At a time when our nation is struggling to meet increased energy demands, it is clear that we must embrace the most effective energy-efficiency measures available for consumer products, including household appliances. The use of more energy-efficient appliances, specifically air conditioners and heat pumps, will significantly reduce energy consumption and cut utility costs for consumers, and improve air quality by reducing pollutant emissions from fossil-fueled electric power-generating facilities.

Goodman believes that the simplest method for reaching these three goals is to raise the minimum standard for air conditioners to a level of 13 SEER from the current level of 10.

Given the tremendous benefits associated with the 13 SEER standard, Goodman believes that the Department of Energy’s (DOE’s) decision to roll back the original standard of 13 SEER to a newly proposed standard of 12 lacks merit. In our opinion, the DOE appears to be basing its decision on several misconceptions surrounding the 13 SEER standard.
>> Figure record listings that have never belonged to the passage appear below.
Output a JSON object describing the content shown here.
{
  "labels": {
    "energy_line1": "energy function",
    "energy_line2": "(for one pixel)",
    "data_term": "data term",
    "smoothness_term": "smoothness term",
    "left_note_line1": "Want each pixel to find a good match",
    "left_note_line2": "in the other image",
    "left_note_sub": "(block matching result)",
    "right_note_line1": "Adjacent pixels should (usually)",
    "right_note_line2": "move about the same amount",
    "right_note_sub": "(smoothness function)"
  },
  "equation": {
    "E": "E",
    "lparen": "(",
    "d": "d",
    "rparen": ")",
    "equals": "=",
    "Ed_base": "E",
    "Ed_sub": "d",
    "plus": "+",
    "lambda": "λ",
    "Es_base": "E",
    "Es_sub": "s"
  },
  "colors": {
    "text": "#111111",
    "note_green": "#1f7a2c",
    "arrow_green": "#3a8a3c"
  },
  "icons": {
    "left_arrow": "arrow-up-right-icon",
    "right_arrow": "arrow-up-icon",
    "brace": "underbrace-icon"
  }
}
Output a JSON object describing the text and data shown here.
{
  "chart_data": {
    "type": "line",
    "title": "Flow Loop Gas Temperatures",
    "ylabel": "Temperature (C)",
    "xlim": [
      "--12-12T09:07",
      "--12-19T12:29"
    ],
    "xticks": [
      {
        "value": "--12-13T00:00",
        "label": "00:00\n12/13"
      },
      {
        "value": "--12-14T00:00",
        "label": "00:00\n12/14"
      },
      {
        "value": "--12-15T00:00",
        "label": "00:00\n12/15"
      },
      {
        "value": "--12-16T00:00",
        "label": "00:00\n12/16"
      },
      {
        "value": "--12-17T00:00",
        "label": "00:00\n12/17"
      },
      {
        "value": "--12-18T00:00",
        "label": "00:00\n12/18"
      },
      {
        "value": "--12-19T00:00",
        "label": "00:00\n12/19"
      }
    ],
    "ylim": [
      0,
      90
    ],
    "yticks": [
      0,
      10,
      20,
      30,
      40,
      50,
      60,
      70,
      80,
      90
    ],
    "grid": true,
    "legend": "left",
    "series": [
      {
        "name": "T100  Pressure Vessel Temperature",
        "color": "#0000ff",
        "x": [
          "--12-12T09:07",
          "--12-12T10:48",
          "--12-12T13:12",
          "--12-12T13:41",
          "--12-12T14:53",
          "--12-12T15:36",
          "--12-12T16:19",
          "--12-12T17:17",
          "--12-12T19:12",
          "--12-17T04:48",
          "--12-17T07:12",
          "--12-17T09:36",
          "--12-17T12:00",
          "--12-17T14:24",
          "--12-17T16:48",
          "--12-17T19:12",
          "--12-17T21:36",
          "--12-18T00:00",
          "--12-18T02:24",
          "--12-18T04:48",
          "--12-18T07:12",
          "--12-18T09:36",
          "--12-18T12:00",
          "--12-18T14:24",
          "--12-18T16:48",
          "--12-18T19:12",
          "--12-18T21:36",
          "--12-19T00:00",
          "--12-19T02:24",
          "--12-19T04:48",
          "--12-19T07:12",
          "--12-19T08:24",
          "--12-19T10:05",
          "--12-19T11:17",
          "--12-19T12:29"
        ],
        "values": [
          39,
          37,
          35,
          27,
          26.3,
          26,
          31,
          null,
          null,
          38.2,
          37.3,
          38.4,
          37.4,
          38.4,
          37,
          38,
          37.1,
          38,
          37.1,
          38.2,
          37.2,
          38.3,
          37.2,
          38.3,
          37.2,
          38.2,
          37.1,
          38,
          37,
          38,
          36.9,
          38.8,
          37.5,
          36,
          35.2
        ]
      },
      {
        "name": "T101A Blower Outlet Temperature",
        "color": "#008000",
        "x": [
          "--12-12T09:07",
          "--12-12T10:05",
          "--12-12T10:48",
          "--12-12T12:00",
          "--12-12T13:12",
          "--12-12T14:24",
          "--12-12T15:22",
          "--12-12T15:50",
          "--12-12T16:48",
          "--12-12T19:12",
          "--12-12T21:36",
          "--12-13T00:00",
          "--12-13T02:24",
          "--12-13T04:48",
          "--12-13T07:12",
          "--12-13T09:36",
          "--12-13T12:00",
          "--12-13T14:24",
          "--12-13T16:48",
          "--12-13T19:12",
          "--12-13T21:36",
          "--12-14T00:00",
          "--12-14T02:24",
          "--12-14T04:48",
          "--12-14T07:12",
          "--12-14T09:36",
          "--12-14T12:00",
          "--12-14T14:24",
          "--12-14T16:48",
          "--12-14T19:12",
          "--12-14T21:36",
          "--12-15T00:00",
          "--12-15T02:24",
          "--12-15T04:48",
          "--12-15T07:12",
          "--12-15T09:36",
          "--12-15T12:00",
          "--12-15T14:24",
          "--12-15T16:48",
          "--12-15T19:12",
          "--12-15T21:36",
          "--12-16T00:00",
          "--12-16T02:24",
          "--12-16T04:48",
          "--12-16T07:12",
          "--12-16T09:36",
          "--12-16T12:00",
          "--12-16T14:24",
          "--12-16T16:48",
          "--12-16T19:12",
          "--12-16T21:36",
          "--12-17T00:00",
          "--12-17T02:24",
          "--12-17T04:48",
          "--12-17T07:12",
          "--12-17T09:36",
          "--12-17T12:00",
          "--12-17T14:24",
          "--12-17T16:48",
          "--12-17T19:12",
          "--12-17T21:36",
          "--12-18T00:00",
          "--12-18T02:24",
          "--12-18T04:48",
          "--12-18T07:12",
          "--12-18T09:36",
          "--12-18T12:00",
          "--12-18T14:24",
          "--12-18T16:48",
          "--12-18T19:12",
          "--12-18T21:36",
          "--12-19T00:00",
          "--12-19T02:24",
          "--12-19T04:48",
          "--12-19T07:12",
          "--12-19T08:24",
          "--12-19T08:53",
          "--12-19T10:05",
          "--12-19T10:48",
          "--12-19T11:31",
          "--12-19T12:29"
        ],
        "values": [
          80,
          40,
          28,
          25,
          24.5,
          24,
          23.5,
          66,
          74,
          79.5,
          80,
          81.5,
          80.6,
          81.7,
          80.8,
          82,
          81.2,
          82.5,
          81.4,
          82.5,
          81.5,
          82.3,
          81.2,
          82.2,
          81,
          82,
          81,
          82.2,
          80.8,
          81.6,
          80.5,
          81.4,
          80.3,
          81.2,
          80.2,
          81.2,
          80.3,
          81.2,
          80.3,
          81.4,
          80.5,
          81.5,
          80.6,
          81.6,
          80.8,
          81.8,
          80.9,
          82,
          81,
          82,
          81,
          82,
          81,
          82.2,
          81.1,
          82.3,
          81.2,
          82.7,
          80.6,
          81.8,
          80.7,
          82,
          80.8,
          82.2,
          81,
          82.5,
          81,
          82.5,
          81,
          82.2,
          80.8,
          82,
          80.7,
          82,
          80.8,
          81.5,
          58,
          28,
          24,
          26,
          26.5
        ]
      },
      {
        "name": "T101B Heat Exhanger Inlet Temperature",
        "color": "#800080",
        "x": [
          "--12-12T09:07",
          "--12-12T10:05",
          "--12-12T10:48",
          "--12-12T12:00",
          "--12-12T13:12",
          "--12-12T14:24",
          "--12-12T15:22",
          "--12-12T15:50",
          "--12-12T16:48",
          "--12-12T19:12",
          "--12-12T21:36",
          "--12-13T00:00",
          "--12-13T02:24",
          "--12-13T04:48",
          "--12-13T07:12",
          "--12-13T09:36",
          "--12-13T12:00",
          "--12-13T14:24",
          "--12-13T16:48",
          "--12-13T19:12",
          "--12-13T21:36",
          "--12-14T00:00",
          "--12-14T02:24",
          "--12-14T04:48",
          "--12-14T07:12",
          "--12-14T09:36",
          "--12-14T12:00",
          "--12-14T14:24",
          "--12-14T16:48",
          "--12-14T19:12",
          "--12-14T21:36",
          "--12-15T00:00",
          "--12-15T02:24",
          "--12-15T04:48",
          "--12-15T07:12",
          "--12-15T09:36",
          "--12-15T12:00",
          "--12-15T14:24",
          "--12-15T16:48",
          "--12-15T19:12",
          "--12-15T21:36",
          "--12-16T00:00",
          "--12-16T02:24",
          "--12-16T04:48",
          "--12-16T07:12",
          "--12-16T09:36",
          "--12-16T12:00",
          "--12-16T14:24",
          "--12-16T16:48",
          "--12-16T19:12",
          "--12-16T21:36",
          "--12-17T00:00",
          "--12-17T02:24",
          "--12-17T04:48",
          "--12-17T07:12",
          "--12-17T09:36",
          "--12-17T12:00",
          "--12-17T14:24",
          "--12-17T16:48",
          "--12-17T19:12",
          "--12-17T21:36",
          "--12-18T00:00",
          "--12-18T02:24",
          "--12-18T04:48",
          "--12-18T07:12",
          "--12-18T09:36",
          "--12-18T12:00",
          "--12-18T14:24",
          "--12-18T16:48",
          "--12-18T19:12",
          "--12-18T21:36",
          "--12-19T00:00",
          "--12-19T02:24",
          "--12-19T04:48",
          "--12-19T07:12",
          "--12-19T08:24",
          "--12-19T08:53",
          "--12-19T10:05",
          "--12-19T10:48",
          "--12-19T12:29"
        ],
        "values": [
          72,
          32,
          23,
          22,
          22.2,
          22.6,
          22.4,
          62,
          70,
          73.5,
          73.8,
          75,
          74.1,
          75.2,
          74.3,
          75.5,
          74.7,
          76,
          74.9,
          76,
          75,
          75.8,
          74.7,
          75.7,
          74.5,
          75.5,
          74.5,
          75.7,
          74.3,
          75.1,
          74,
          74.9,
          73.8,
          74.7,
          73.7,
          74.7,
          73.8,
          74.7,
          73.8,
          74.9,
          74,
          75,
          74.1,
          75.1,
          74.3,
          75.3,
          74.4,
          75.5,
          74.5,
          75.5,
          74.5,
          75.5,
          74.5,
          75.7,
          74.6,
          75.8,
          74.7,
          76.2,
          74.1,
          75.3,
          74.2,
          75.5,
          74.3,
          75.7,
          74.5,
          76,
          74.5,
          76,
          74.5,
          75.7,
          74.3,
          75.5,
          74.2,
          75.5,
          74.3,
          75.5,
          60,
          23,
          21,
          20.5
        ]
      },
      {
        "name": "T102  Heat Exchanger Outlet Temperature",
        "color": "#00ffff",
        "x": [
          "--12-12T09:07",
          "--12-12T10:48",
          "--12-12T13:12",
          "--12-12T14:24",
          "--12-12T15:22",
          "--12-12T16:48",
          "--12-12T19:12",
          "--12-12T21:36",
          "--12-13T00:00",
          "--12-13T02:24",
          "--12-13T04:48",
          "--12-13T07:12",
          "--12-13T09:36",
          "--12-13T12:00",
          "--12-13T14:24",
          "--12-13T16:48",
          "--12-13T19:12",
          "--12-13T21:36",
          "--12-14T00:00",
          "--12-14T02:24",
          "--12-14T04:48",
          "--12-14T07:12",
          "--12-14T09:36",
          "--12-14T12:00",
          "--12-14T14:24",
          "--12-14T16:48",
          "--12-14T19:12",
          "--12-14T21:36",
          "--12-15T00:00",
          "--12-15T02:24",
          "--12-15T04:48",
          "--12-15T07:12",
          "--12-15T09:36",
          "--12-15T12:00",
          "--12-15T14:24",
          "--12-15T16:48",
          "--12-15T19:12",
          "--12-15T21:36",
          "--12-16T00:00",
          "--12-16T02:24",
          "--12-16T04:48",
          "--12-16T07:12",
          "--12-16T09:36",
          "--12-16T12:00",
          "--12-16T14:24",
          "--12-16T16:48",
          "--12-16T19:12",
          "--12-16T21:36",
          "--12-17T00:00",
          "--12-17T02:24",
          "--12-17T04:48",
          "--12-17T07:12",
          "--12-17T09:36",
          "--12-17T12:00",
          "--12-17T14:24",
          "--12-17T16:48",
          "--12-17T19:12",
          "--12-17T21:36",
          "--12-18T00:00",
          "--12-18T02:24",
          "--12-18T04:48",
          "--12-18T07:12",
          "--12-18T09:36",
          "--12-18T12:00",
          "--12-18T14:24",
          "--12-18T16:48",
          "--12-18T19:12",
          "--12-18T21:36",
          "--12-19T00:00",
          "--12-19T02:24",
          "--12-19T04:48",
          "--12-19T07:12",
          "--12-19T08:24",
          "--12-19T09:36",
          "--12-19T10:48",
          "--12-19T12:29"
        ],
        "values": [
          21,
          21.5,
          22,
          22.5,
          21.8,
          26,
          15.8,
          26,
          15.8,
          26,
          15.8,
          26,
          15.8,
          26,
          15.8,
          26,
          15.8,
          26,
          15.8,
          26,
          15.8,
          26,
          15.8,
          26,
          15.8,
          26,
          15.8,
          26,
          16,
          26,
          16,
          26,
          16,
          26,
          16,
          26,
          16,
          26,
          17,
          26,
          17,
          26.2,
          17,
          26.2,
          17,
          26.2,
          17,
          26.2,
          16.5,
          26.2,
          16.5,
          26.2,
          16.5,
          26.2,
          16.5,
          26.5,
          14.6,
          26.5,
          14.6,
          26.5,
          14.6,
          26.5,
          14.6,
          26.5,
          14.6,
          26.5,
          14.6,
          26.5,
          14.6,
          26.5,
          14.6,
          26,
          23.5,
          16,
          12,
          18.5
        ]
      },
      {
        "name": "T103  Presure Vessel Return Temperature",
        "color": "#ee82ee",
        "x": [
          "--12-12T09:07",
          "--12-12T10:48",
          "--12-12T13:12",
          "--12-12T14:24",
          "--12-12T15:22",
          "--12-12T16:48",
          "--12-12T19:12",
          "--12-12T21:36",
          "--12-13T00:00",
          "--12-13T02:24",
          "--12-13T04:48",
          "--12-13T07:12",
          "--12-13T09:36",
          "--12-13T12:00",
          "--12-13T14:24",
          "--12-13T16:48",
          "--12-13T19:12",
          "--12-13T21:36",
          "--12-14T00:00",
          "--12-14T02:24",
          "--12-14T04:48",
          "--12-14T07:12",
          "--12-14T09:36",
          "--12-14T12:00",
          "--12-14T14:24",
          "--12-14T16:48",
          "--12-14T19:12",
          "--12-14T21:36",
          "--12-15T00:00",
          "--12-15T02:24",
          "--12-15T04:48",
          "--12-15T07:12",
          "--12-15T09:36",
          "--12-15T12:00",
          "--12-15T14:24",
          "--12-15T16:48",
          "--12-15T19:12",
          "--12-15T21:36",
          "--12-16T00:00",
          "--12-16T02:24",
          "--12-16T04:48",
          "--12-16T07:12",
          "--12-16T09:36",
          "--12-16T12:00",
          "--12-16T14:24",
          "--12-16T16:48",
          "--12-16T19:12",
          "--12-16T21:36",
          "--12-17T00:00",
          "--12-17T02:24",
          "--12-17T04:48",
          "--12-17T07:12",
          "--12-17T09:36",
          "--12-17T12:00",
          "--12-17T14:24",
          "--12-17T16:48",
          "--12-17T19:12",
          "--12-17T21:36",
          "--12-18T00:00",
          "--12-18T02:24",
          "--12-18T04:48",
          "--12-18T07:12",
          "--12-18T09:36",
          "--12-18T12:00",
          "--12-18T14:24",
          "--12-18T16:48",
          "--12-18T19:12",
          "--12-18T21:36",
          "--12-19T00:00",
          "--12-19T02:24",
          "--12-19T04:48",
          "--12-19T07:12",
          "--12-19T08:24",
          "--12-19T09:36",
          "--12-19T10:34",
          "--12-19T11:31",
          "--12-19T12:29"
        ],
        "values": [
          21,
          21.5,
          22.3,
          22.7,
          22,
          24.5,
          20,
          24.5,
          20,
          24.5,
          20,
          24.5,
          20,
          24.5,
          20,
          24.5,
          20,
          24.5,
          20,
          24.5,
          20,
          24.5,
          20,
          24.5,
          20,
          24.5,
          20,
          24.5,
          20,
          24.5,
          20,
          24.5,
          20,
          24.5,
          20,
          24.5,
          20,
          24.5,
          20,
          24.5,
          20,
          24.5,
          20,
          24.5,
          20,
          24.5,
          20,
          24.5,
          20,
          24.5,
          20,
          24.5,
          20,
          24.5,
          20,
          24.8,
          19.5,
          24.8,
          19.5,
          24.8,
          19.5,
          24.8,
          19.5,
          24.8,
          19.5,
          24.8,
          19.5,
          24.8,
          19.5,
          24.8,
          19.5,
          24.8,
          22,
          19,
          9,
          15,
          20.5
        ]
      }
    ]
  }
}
The first of these misconceptions is the claim by the DOE that not all manufacturers have the capability to produce the more efficient equipment, thus limiting consumer choice. In fact, 13-SEER technology has been available to both large and small manufacturers for approximately 15 years.

According to Air-Conditioning and Refrigeration Institute (ARI) data, virtually all manufacturers produce 13-SEER equipment today. In reality, the only difference between a 10-SEER unit, a 12-SEER unit, and a 13-SEER unit is a little more copper and aluminum. Given the fact that the units have equivalent technologies, we at Goodman run all of our equipment down the same assembly line.

Another Look at Cost

A second misconception is that the 13 SEER standard would cost consumers substantially more money than the proposed 12 SEER standard. This is not true. According to the DOE, the average difference in cost between a 13- and a 12-SEER unit today is approximately $122. Since a 13-SEER unit is 8% more efficient than a 12-SEER unit, consumers will save more on their electric bills each month for the life of the unit. Thus, over an average life of a home cooling unit, the savings will easily cover the increase in cost between a 12- and a 13-SEER unit.

Moreover, Goodman is confident that with the implementation of a 13 SEER standard, the market will drive prices down and make the more efficient equipment more affordable for all consumers. How do we know this? From experience.

In 1992, when the government implemented the efficiency standard of 10 SEER, the cost of the 10-SEER a/c unit dropped dramatically across the nation. The reason for the change in price is simple. Once the standard is set, more sales of that type of unit occur and more volume is manufactured, thereby allowing the manufacturers to run their plants more efficiently and pass savings on to the consumer.

Some believe that the slight increase in cost would deter a consumer from purchasing a more efficient unit. However, we believe that when considering the purchase of a unit that is between $2,000 and $5,000 dollars, the difference in cost is negligible. In any case, the additional cost of the 13-SEER unit would only take 1.2 years longer to recoup than a 12-SEER unit, according to the DOE. After that time, the consumer will profit continuously from the more efficient 13-SEER unit.

Lower Income Families

In addition, critics of the 13 SEER standard have routinely expressed that the 13 SEER standard will negatively impact lower income families and the elderly. This too is a misconception. The Department of Justice issued a report stating that most low-income families with central air rent their homes. It is our assessment that they would benefit from the energy savings and lower electricity bills associated with a 13-SEER unit without bearing the actual up-front equipment costs. For those low-income families who must purchase a central air unit, the incremental cost of improved efficiency will be made up through lower utility bills.

Finally, in our opinion, Goodman has a marketing philosophy of selling in volume. The incremental cost to the manufacturer to produce a 13-SEER unit is only about $100, and we feel that the most efficient technology should be available to people of all income levels at an affordable price. However, some manufacturers may be seeking protection of higher profit margins on their more efficient equipment. A 13-SEER standard would force all manufacturers to be truly competitive and provide all consumers with the most-affordable energy-efficient technology for air conditioners that is available today.

In conclusion, we believe that there are actions Congress can and should take to address the unfortunate decision by the DOE to roll back the higher standard for central a/c and heat pump units to only a 20% increase in efficiency. In fact, the 13 SEER standard would be more consistent with the president’s effort to promote energy efficiency and conservation.

To provide longer-term solutions to meet our energy and environmental goals, we need a national energy policy that promotes energy efficiency, conservation, and new supply technologies. Goodman urges Congress to continue to focus attention on improving appliance efficiency standards for a/c and heating products.

John Goodman is president of Goodman Global Manufacturing, the second largest air conditioning, heating, and appliance manufacturer in the nation. Its name brands include Amana®, Goodman®, GmC®, and Janitrol.